Hélas, ses avertissements anti nazis, caustiques et énergiques, ne sont pas entendus et le film créent une tourmente dans sa vie, il est accusé des pires maux, devient la cible du maccarthysme, et cloué au pilori comme « rouge » et quasi ennemi de la Nation! En 1946, il présente Monsieur Verdoux , une sorte de biographie déguisée de Landru, où il se délecte à tuer et à dépouiller des dames, après les avoir séduites. Tout ça à la sauce Chaplinesque, donc avec un humour noir corrosif. Le succès est plutôt mou, les campagnes de sape ont déja accompli leur sale boulot. Entre temps, il a épousé Oona O’Neil, la fille du brillant romancier Eugene O’Neil, elle a presque 36 ans de moins que lui, mais le couple s’aime tendrement et défraie la chronique à nouveau. Il se fait plus discret jusqu’en 1952, où il revient avec Limelight , très beau mélo contant l’histoire d’une ballerine handicapée se liant d’amitié avec un clown déchu, Calvero. Chaplin incarne ce triste clown avec conviction et donne de superbes moments d’émotion. Son cinéma est devenu plus réfléchi, plus amer aussi, comme en témoigne Un Roi à New York en 1956. En exil en Europe, il tourne cet avant dernier long métrage, où le rire est grinçant et moins percutant. Il y régle ses comptes avec l’Amérique, mais la charge est lourde et indigne de sa grandeur. S’ensuit un silence de près de dix ans, pendant lequel Charlie se terre dans sa propriété de Vevey, en Suisse, goûtant à une existence paisible auprès de sa femme et de ses enfants.
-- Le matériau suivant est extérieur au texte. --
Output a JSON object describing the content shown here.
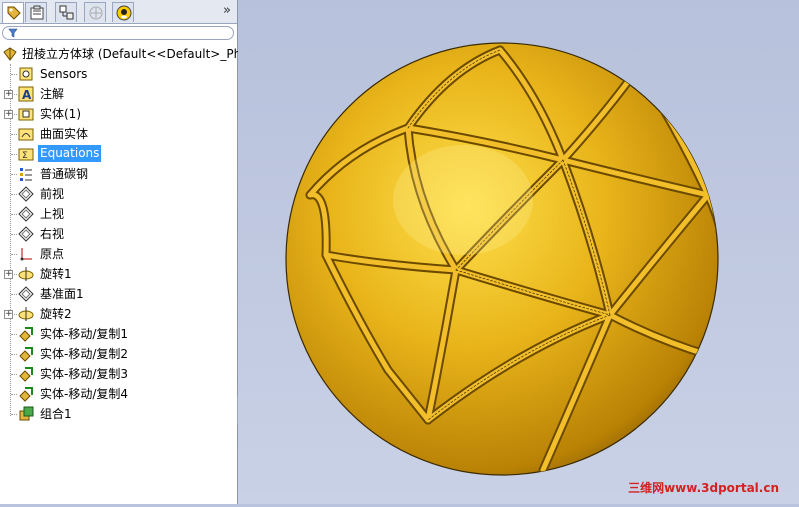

En 1967, il termine sa prestigieuse carrière par un ratage La Comtesse de Hong Kong , sûrement son plus mauvais film, dans lequel il dirige deux Stars à leur zénith: Sophia Loren et Marlon Brando, plus capricieux que jamais. En 1972, il est ironiquement appelé à revenir aux States pour recevoir un Oscar d’Honneur amplement mérité, il vient chercher la statuette, mais sous escorte policière, car il continue à recevoir des menaces anonymes. Certainement des oiseaux de mauvaise augure ne supportant pas ce retour au pays, où il apporta pourtant tant de joie et de bonheur, grâce à ses films incroyables. Chaplin a vieilli, le petit homme marche difficilement, fait preuve d’une émotion immense face au parterre de la faune hollywoodienne et se retire à nouveau dans sa maison suisse, à l’abri des curieux, des journalistes avides de lui soutirer telle ou telle anecdote. Le cauchemar qu’il vécut si durement pendant la chasse aux Sorcières, les tentatives de ses adversaires pour le salir aux yeux de tous ont heureusement échoué, et lorsqu’il s’éteint, le jour de Noêl 1977, il laisse orphelin les spectateurs de la Planète. Son héritage? Un sens du tragique et du comique unique dans l’Histoire, une vision humaniste, et un langage universel, car c’est celui du coeur. Les traces indélébiles d’un génie.